Modal Asing Kabur Rp 8 T dari Pasar SBN di Tengah Perang Rusia-Ukraina
Bank Indonesia mencatat arus modal asing keluar dari pasar keuangan domestik pada pekan ini mencapai Rp 6,13 triliun pada pekan pertama bulan ini. Dana asing kabur dari pasar keuangan domestik tertekan sentimen berlanjutnya perang antara Rusia dan Ukraina.
Direktur Eksekutif Kepala Departemen Komunikasi Erwin Haryono menjelaskan, investor asing pada 1-3 Maret 2022 keluar dari pasar surat berharga negara (SBN) sebesar Rp 8,3 triliun. Namun, asing masih masuk ke pasar saham sebesar Rp 2,17 triliun.
"Berdasarkan data setelmen secara year-to-date hingga 2 Maret, nonresiden mencatatkan jual neto Rp 1,60 triliun di pasar SBN dan beli neto Rp 23,20 triliun di pasar saham," kata Erwin dalam keterangan resminya, Jumat (4/3).
Tingkat premi risiko investasi atau credit default swap (CDS) Indonesia lima tahun naik dari 104,31 pada pekan lalu ke level 110,71 bps per 3 Maret 2022. Imbal hasil (yield) obligasi pemerintah tenor 10 tahun naik ke level 6,57% pada hari ini menyusul kenaikan yield obligasi pemerintah AS atau US treasury tenor 10 tahun ke level 1,84% pada perdagangan kemarin (3/3).
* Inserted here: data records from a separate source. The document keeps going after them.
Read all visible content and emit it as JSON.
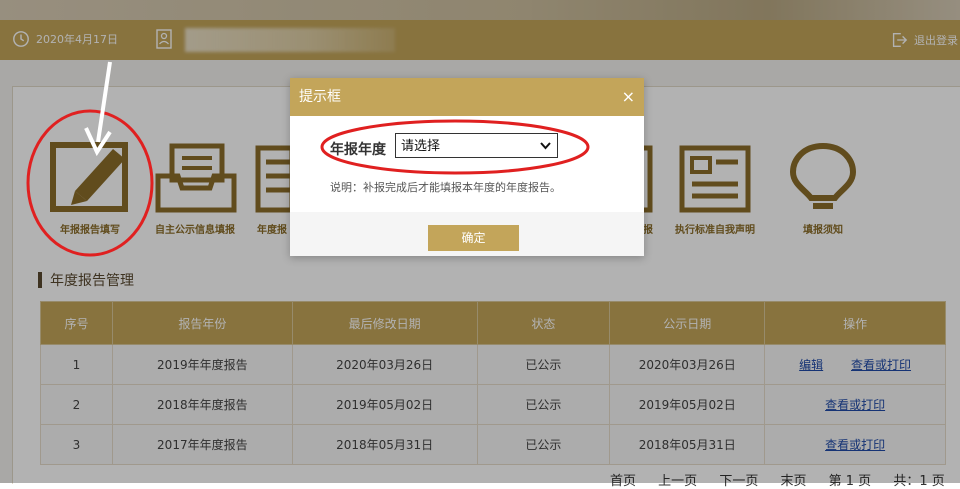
{
  "header": {
    "date": "2020年4月17日",
    "logout_label": "退出登录"
  },
  "toolbar": {
    "items": [
      {
        "label": "年报报告填写"
      },
      {
        "label": "自主公示信息填报"
      },
      {
        "label": "年度报"
      },
      {
        "label": "填报"
      },
      {
        "label": "执行标准自我声明"
      },
      {
        "label": "填报须知"
      }
    ]
  },
  "section": {
    "title": "年度报告管理"
  },
  "table": {
    "headers": [
      "序号",
      "报告年份",
      "最后修改日期",
      "状态",
      "公示日期",
      "操作"
    ],
    "rows": [
      {
        "no": "1",
        "year": "2019年年度报告",
        "modified": "2020年03月26日",
        "status": "已公示",
        "published": "2020年03月26日",
        "edit": "编辑",
        "view": "查看或打印"
      },
      {
        "no": "2",
        "year": "2018年年度报告",
        "modified": "2019年05月02日",
        "status": "已公示",
        "published": "2019年05月02日",
        "view": "查看或打印"
      },
      {
        "no": "3",
        "year": "2017年年度报告",
        "modified": "2018年05月31日",
        "status": "已公示",
        "published": "2018年05月31日",
        "view": "查看或打印"
      }
    ]
  },
  "pager": {
    "first": "首页",
    "prev": "上一页",
    "next": "下一页",
    "last": "末页",
    "current": "第 1 页",
    "total": "共：1 页"
  },
  "dialog": {
    "title": "提示框",
    "close": "×",
    "field_label": "年报年度",
    "select_value": "请选择",
    "note": "说明：补报完成后才能填报本年度的年度报告。",
    "ok_label": "确定"
  },
  "colors": {
    "accent": "#c3a55a",
    "icon": "#8b6d2a",
    "link": "#1f49a8",
    "annotation": "#e02020"
  }
}
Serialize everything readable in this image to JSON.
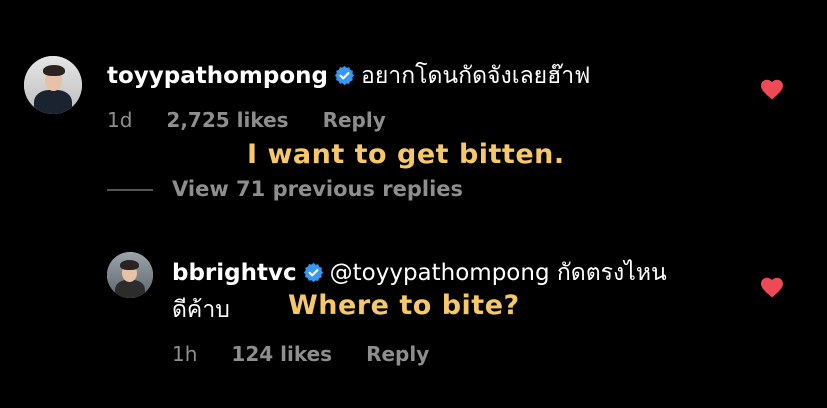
{
  "comments": [
    {
      "username": "toyypathompong",
      "text": "อยากโดนกัดจังเลยฮ๊าฟ",
      "time": "1d",
      "likes": "2,725 likes",
      "reply": "Reply",
      "translation": "I want to get bitten."
    },
    {
      "username": "bbrightvc",
      "mention": "@toyypathompong",
      "text_line1": "กัดตรงไหน",
      "text_line2": "ดีค้าบ",
      "time": "1h",
      "likes": "124 likes",
      "reply": "Reply",
      "translation": "Where to bite?"
    }
  ],
  "view_replies": "View 71 previous replies",
  "colors": {
    "background": "#000000",
    "text": "#ffffff",
    "meta": "#8e8e8e",
    "verified": "#3897f0",
    "heart": "#ed4956",
    "translation": "#f6c86a"
  },
  "icons": [
    "verified-badge-icon",
    "heart-icon"
  ]
}
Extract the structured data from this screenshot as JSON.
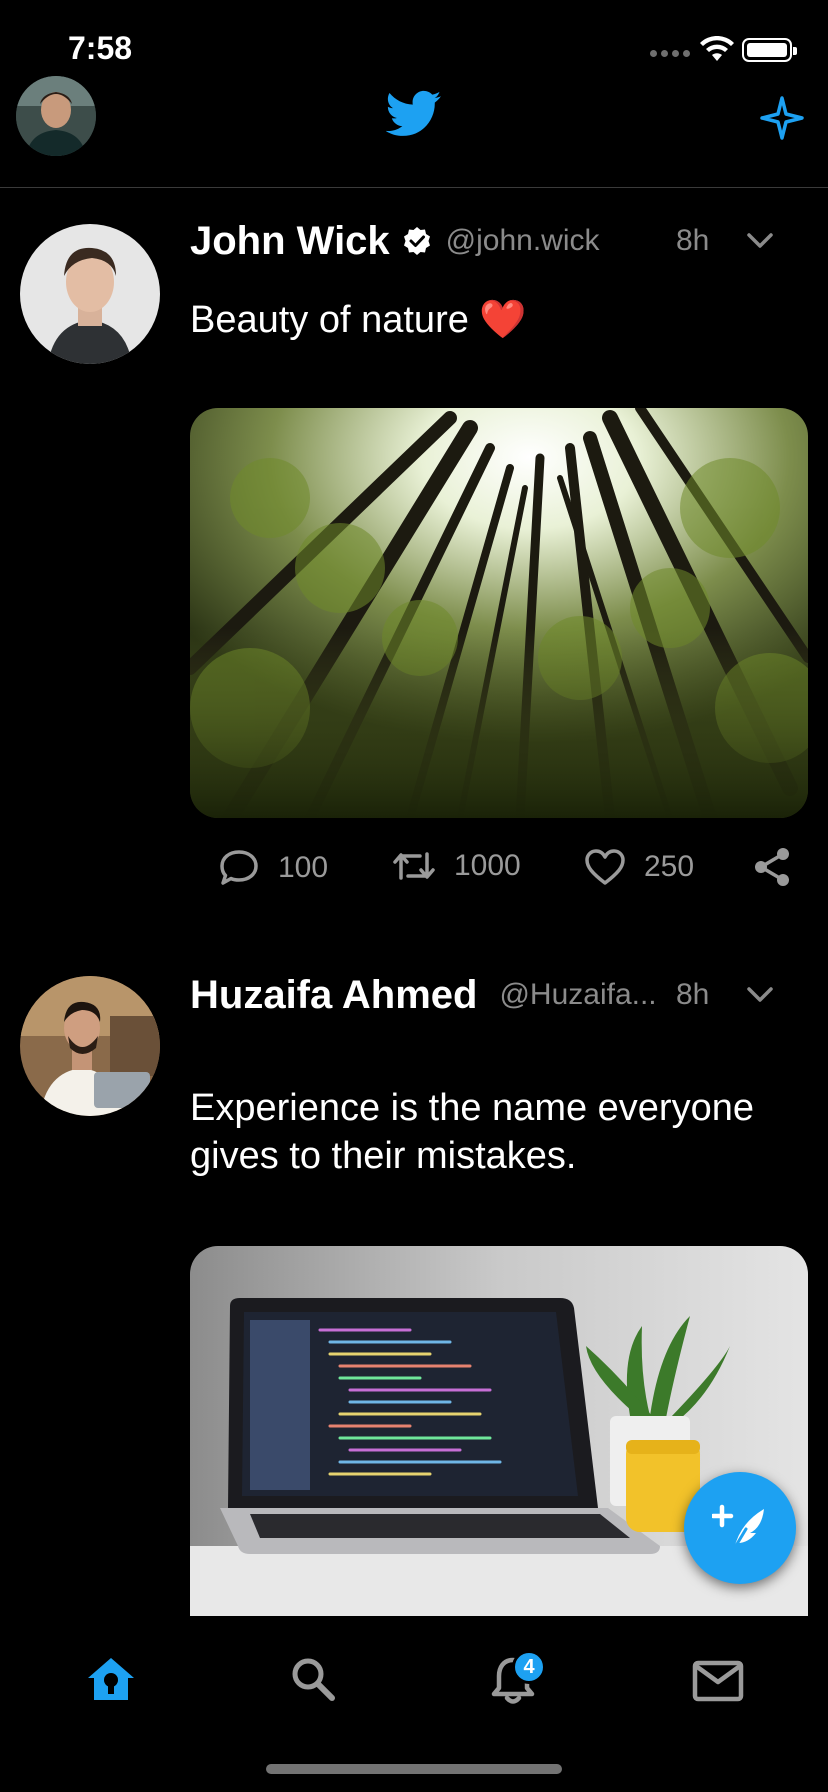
{
  "status_bar": {
    "time": "7:58"
  },
  "header": {
    "avatar": "profile-avatar",
    "logo": "twitter-bird-icon",
    "action": "sparkle-icon"
  },
  "colors": {
    "accent": "#1da1f2",
    "background": "#000000",
    "secondary_text": "#8b8b8b"
  },
  "tweets": [
    {
      "name": "John Wick",
      "verified": true,
      "handle": "@john.wick",
      "time": "8h",
      "text": "Beauty of nature ❤️",
      "media": "forest-photo",
      "replies": "100",
      "retweets": "1000",
      "likes": "250"
    },
    {
      "name": "Huzaifa Ahmed",
      "verified": false,
      "handle": "@Huzaifa...",
      "time": "8h",
      "text": "Experience is the name everyone gives to their mistakes.",
      "media": "laptop-photo"
    }
  ],
  "tab_bar": {
    "items": [
      "home-icon",
      "search-icon",
      "notifications-icon",
      "messages-icon"
    ],
    "notifications_badge": "4"
  }
}
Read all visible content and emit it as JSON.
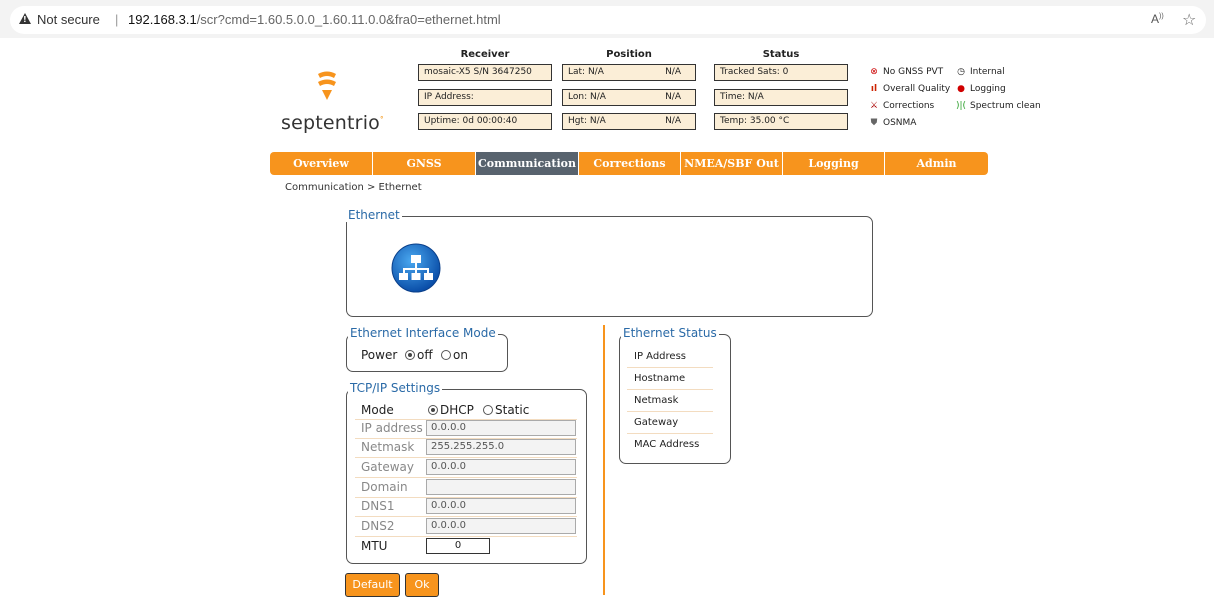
{
  "browser": {
    "security_label": "Not secure",
    "url_host": "192.168.3.1",
    "url_path": "/scr?cmd=1.60.5.0.0_1.60.11.0.0&fra0=ethernet.html",
    "read_aloud": "A",
    "read_aloud_sup": "))"
  },
  "logo": {
    "text": "septentrio",
    "mark": "°"
  },
  "header": {
    "receiver_title": "Receiver",
    "position_title": "Position",
    "status_title": "Status",
    "receiver": [
      "mosaic-X5 S/N 3647250",
      "IP Address:",
      "Uptime: 0d 00:00:40"
    ],
    "position": [
      {
        "label": "Lat: N/A",
        "value": "N/A"
      },
      {
        "label": "Lon: N/A",
        "value": "N/A"
      },
      {
        "label": "Hgt: N/A",
        "value": "N/A"
      }
    ],
    "status": [
      "Tracked Sats: 0",
      "Time: N/A",
      "Temp: 35.00 °C"
    ]
  },
  "legend": {
    "no_pvt": "No GNSS PVT",
    "internal": "Internal",
    "overall_quality": "Overall Quality",
    "logging": "Logging",
    "corrections": "Corrections",
    "spectrum": "Spectrum clean",
    "osnma": "OSNMA",
    "icons": {
      "no_pvt": "x-circle-icon",
      "internal": "clock-icon",
      "overall_quality": "signal-bars-icon",
      "logging": "red-dot-icon",
      "corrections": "antenna-icon",
      "spectrum": "spectrum-icon",
      "osnma": "shield-icon"
    },
    "colors": {
      "logging": "#d00000",
      "spectrum": "#2aa02a",
      "quality": "#cc2200"
    }
  },
  "nav": {
    "tabs": [
      "Overview",
      "GNSS",
      "Communication",
      "Corrections",
      "NMEA/SBF Out",
      "Logging",
      "Admin"
    ],
    "active": "Communication",
    "colors": {
      "bar": "#f7941d",
      "active": "#58636e"
    }
  },
  "breadcrumb": "Communication > Ethernet",
  "ethernet": {
    "legend": "Ethernet",
    "icon": "network-icon"
  },
  "interface_mode": {
    "legend": "Ethernet Interface Mode",
    "power_label": "Power",
    "off_label": "off",
    "on_label": "on",
    "selected": "off"
  },
  "tcpip": {
    "legend": "TCP/IP Settings",
    "mode_label": "Mode",
    "dhcp_label": "DHCP",
    "static_label": "Static",
    "selected": "DHCP",
    "fields": [
      {
        "label": "IP address",
        "value": "0.0.0.0"
      },
      {
        "label": "Netmask",
        "value": "255.255.255.0"
      },
      {
        "label": "Gateway",
        "value": "0.0.0.0"
      },
      {
        "label": "Domain",
        "value": ""
      },
      {
        "label": "DNS1",
        "value": "0.0.0.0"
      },
      {
        "label": "DNS2",
        "value": "0.0.0.0"
      }
    ],
    "mtu_label": "MTU",
    "mtu_value": "0"
  },
  "buttons": {
    "default": "Default",
    "ok": "Ok"
  },
  "status": {
    "legend": "Ethernet Status",
    "rows": [
      "IP Address",
      "Hostname",
      "Netmask",
      "Gateway",
      "MAC Address"
    ]
  }
}
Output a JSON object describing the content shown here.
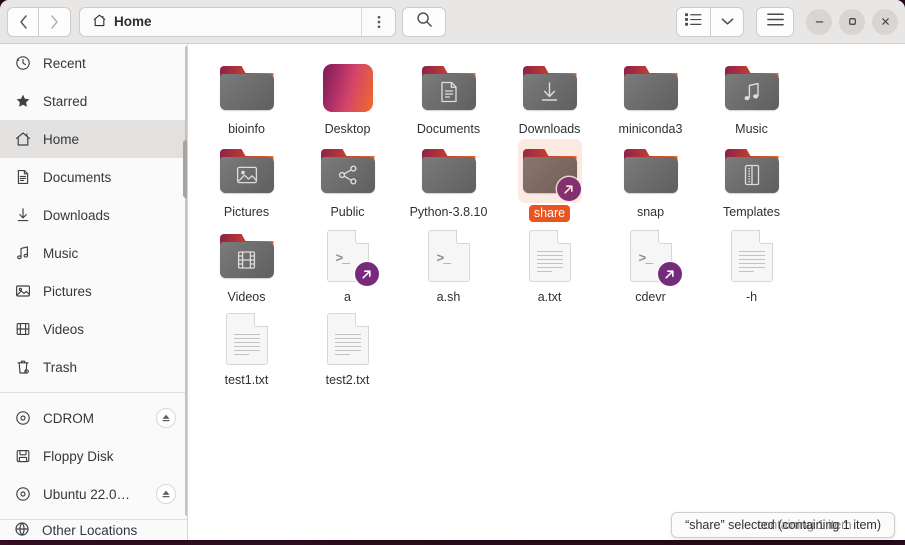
{
  "window": {
    "title": "Home"
  },
  "headerbar": {
    "back_label": "‹",
    "forward_label": "›",
    "path_label": "Home",
    "path_menu_label": "⋮",
    "search_label": "search-icon",
    "view_list_label": "list-view-icon",
    "view_dropdown_label": "chevron-down-icon",
    "hamburger_label": "menu-icon",
    "minimize_label": "–",
    "maximize_label": "□",
    "close_label": "×"
  },
  "sidebar": {
    "items": [
      {
        "label": "Recent",
        "icon": "clock-icon",
        "active": false,
        "eject": false
      },
      {
        "label": "Starred",
        "icon": "star-icon",
        "active": false,
        "eject": false
      },
      {
        "label": "Home",
        "icon": "home-icon",
        "active": true,
        "eject": false
      },
      {
        "label": "Documents",
        "icon": "doc-icon",
        "active": false,
        "eject": false
      },
      {
        "label": "Downloads",
        "icon": "download-icon",
        "active": false,
        "eject": false
      },
      {
        "label": "Music",
        "icon": "music-icon",
        "active": false,
        "eject": false
      },
      {
        "label": "Pictures",
        "icon": "image-icon",
        "active": false,
        "eject": false
      },
      {
        "label": "Videos",
        "icon": "video-icon",
        "active": false,
        "eject": false
      },
      {
        "label": "Trash",
        "icon": "trash-icon",
        "active": false,
        "eject": false
      }
    ],
    "devices": [
      {
        "label": "CDROM",
        "icon": "disc-icon",
        "eject": true
      },
      {
        "label": "Floppy Disk",
        "icon": "floppy-icon",
        "eject": false
      },
      {
        "label": "Ubuntu 22.0…",
        "icon": "disc-icon",
        "eject": true
      }
    ],
    "partial_item": {
      "label": "Other Locations",
      "icon": "network-icon"
    }
  },
  "files": {
    "items": [
      {
        "name": "bioinfo",
        "type": "folder",
        "emblem": "none",
        "selected": false,
        "glyph": "none"
      },
      {
        "name": "Desktop",
        "type": "desktop",
        "emblem": "none",
        "selected": false,
        "glyph": "none"
      },
      {
        "name": "Documents",
        "type": "folder",
        "emblem": "none",
        "selected": false,
        "glyph": "document"
      },
      {
        "name": "Downloads",
        "type": "folder",
        "emblem": "none",
        "selected": false,
        "glyph": "download"
      },
      {
        "name": "miniconda3",
        "type": "folder",
        "emblem": "none",
        "selected": false,
        "glyph": "none"
      },
      {
        "name": "Music",
        "type": "folder",
        "emblem": "none",
        "selected": false,
        "glyph": "music"
      },
      {
        "name": "Pictures",
        "type": "folder",
        "emblem": "none",
        "selected": false,
        "glyph": "image"
      },
      {
        "name": "Public",
        "type": "folder",
        "emblem": "none",
        "selected": false,
        "glyph": "share"
      },
      {
        "name": "Python-3.8.10",
        "type": "folder",
        "emblem": "none",
        "selected": false,
        "glyph": "none"
      },
      {
        "name": "share",
        "type": "folder",
        "emblem": "symlink",
        "selected": true,
        "glyph": "none"
      },
      {
        "name": "snap",
        "type": "folder",
        "emblem": "none",
        "selected": false,
        "glyph": "none"
      },
      {
        "name": "Templates",
        "type": "folder",
        "emblem": "none",
        "selected": false,
        "glyph": "template"
      },
      {
        "name": "Videos",
        "type": "folder",
        "emblem": "none",
        "selected": false,
        "glyph": "video"
      },
      {
        "name": "a",
        "type": "script",
        "emblem": "symlink",
        "selected": false,
        "glyph": "none"
      },
      {
        "name": "a.sh",
        "type": "script",
        "emblem": "none",
        "selected": false,
        "glyph": "none"
      },
      {
        "name": "a.txt",
        "type": "text",
        "emblem": "none",
        "selected": false,
        "glyph": "none"
      },
      {
        "name": "cdevr",
        "type": "script",
        "emblem": "symlink",
        "selected": false,
        "glyph": "none"
      },
      {
        "name": "-h",
        "type": "text",
        "emblem": "none",
        "selected": false,
        "glyph": "none"
      },
      {
        "name": "test1.txt",
        "type": "text",
        "emblem": "none",
        "selected": false,
        "glyph": "none"
      },
      {
        "name": "test2.txt",
        "type": "text",
        "emblem": "none",
        "selected": false,
        "glyph": "none"
      }
    ]
  },
  "statusbar": {
    "text": "“share” selected (containing 1 item)",
    "ghost_text": "containing 1 item"
  },
  "colors": {
    "accent": "#e95420",
    "symlink": "#762a7c",
    "header_bg": "#e9e7e6",
    "sidebar_bg": "#fafafa",
    "desktop_bg": "#2b0a1e"
  }
}
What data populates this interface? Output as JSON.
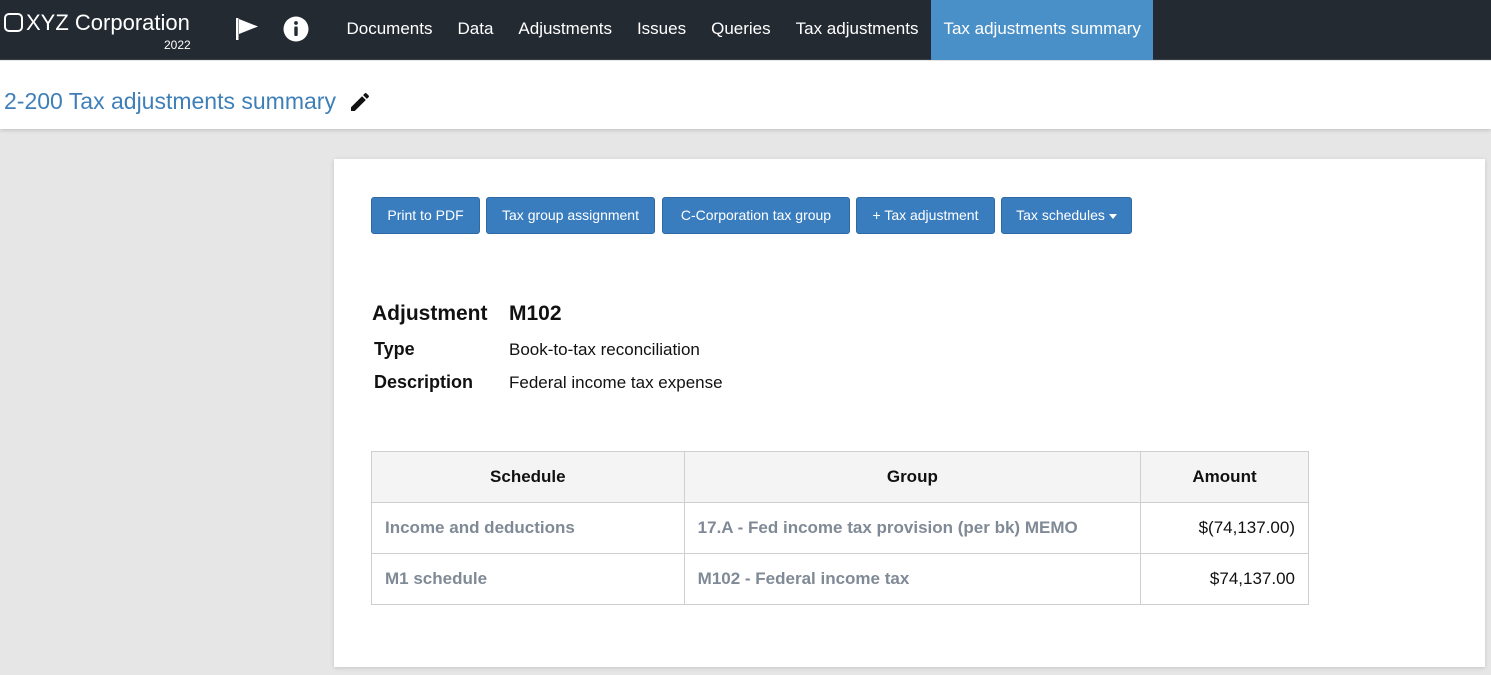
{
  "app": {
    "company": "XYZ Corporation",
    "year": "2022"
  },
  "icons": {
    "flag": "flag-icon",
    "info": "info-icon",
    "edit": "pencil-icon",
    "dropdown": "caret-down-icon"
  },
  "colors": {
    "nav_bg": "#232a32",
    "active_tab": "#4a90c8",
    "button": "#3a7dbf",
    "title": "#3f7fb8"
  },
  "nav": {
    "items": [
      "Documents",
      "Data",
      "Adjustments",
      "Issues",
      "Queries",
      "Tax adjustments",
      "Tax adjustments summary"
    ],
    "active": "Tax adjustments summary"
  },
  "page": {
    "title": "2-200 Tax adjustments summary"
  },
  "toolbar": {
    "print_pdf": "Print to PDF",
    "tax_group_assignment": "Tax group assignment",
    "c_corp_tax_group": "C-Corporation tax group",
    "add_tax_adjustment": "+ Tax adjustment",
    "tax_schedules": "Tax schedules"
  },
  "adjustment": {
    "label": "Adjustment",
    "code": "M102",
    "type_label": "Type",
    "type_value": "Book-to-tax reconciliation",
    "description_label": "Description",
    "description_value": "Federal income tax expense"
  },
  "table": {
    "headers": [
      "Schedule",
      "Group",
      "Amount"
    ],
    "rows": [
      [
        "Income and deductions",
        "17.A - Fed income tax provision (per bk) MEMO",
        "$(74,137.00)"
      ],
      [
        "M1 schedule",
        "M102 - Federal income tax",
        "$74,137.00"
      ]
    ]
  }
}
Masih derasnya modal asing yang keluar dari pasar keuangan domestik terutama di pasar SBN ikut menyeret pelemahan rupiah. Nilai tukar rupiah parkir di level Rp 14.387 per dolar AS di penutupan perdagangan pasar spot sore ini. Kurs garuda melemah 23 poin dari posisi penutupan pekan lalu akibat perang Rusia dan Ukraina yang belum reda.
Direktur PT TRFX Garuda Berjangka Ibrahim Assuaibi menilai sekalipun terkoreksi, tetapi pelemahan rupiah cenderung tidak separah mata uang negara Asia lainnya. Kondisi ini didukung kenaikan harga komoditas sebagai imbas perang Rusia dan Ukraina.
"Walaupun indeks dolar terus menguat tapi ada dampak positif ke rupiah karena ditopang penguatan harga komoditas seperti CPO, nikel, timah, batu bara, ini produk-produk komoditas Indonesia," kata Ibrahim kepada Katadata.co,id
Berkah dari kenaikan harga komoditas ini yang menurutnya memperkuat kondisi fundamental ekonomi Indonesia. Kondisi ini yang juga menjadi alasan modal asing masih cukup deras masuk ke pasar saham domestik sekalipun pada saat yang sama terjadi capital outflow cukup kuat di pasar SBN.
Dampak dari perang ini juga membuat prospek pemulihan ekonomi global terganggu. Memburuknya prospek pemulihan ini membuat bank sentral utama dunia seperti The Fed diambang dilema untuk menaikkan bunga acuannya.
"Ketakutan mata uang lainnya terhadap dolar kan kenaikan bunga, ketika bank sentral tidak menaikkan bunga acuannya, maka rupiah bisa jadi menguat tajam di bawah Rp 13.000/US$," kata dia.
Semakin lama perang maka tekanan bagi bank sentral untuk menahan kenaikan bunga acuan juga makin besar. Meski demikian, Gubernur The Fed Jerome Powell dalam keterangannya di depan Senator AS Kamis malam menegaskan bahwa rencana kenaikan bunga tetap berlanjut di tengah tekanan inflasi. Sementara, Powell juga mengatakan bahwa ketidakpastian masih tinggi terkait dampak perang terhadap ekonomi Amerika.
Sentimen positif juga ditopang fundamental ekonomi Indonesia yang dinilai cukup bagus. Ini didukung sejumlah data ekonomi yang dirilis sepekan terakhir. Badan Pusat Statistik (BPS) mencatat IHK komponen inti pada Februari masih inflasi 0,31% secara bulanan. Sekalipun turun dibandingkan bulan sebelumnya, tetapi secara tahunan naik menjadi 2,03%. Ibrahim menilai kondisi ini menandakan konsumsi masyarakat masih kuat.
"Dari segi apapun perekonomian Indonesia masih cukup bagus, artinya tidak ada segi negatifnya terhadap rupiah, bisa saja pasca Omicron yang sekarang melandai akan mendorong konsumsi makin tinggi," kata Ibrahim.